Highlights & Insights

  1. Precise quantification of reasoning difficulty: The proposed four-dimensional framework (Depth/Width/BL/OPEC) is systematic and generalizable to other reasoning tasks.
  2. Empirical force of breaking the path assumption: The failure of all models—including the LRM o3—on off-path reasoning is striking.
  3. Rigor of benchmark construction: NoRA v1.1 guarantees compositional generalization feasibility through recursive splicing.
  4. Independent control of multiple dimensions: Each test split extrapolates along only one difficulty axis, avoiding confounding effects.

Limitations & Future Work

  1. Random sampling makes it difficult to obtain instances with simultaneously high values across multiple difficulty dimensions.
  2. Metrics such as Depth and BL are sensitive to how knowledge bases are encoded.
  3. Ambiguity does not pose a genuine challenge due to shortcuts; the generation mechanism for ambiguous facts requires improvement.
  4. Additional GNN variants (e.g., higher-order GNNs, subgraph GNNs) were not evaluated.
  5. Reasoning rules are fixed—a more general setting should allow the rule set to vary.
  • CLUTRR [Sinha et al., 2019]: The classic family relationship reasoning benchmark, in which all reasoning is path-based.
  • STaR [Khalid & Schockaert, 2025]: A spatiotemporal reasoning benchmark requiring multi-path composition but remaining primarily path-based.
  • Edge Transformer [Bergen et al., 2021]: A Transformer with triangular attention, representing the most general architecture for systematic reasoning.
  • EpiGNN [Khalid & Schockaert, 2025]: A GNN supporting multi-path composition that outperforms ET on HetioNet.
  • Dziri et al. (2023): Argues for fundamental limitations of LLMs in compositional reasoning.

Rating

⭐⭐⭐⭐⭐

An outstanding benchmark contribution.
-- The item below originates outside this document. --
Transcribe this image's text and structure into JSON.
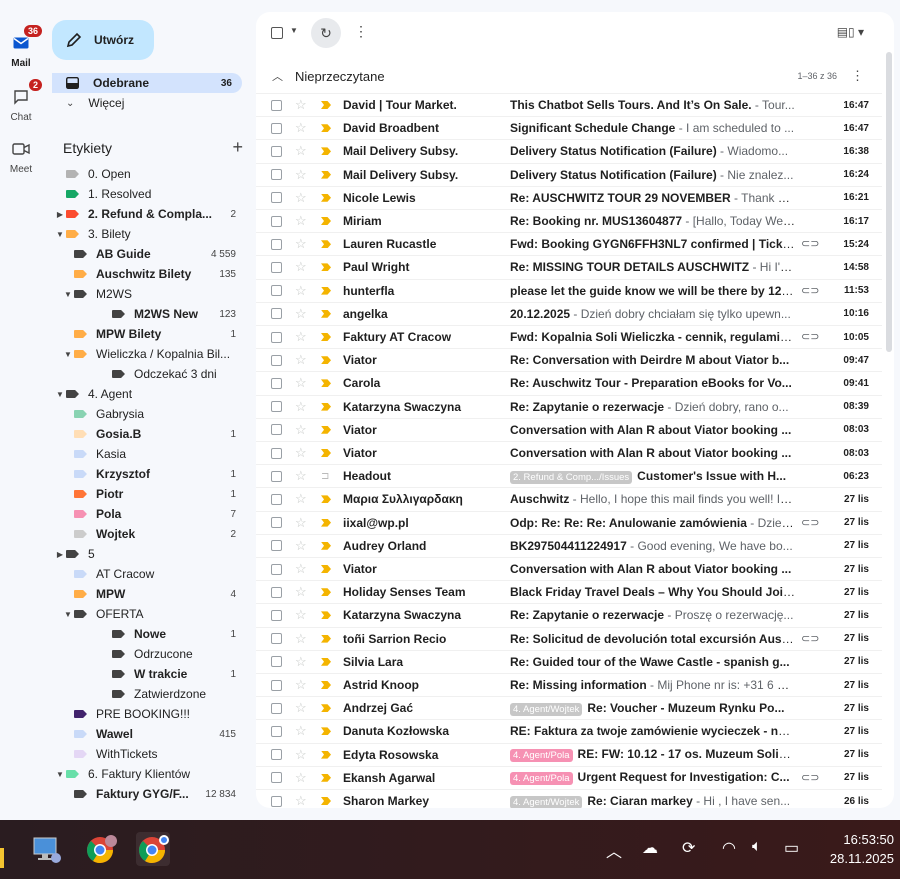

The four-dimensional difficulty quantification is precise and insightful. The most significant contribution is the empirical demonstration that all existing models—including LRMs—fundamentally fail at off-path reasoning, providing a clear direction for the development of novel reasoning architectures. NoRA has the potential to become the new standard for evaluating relational reasoning, succeeding CLUTRR.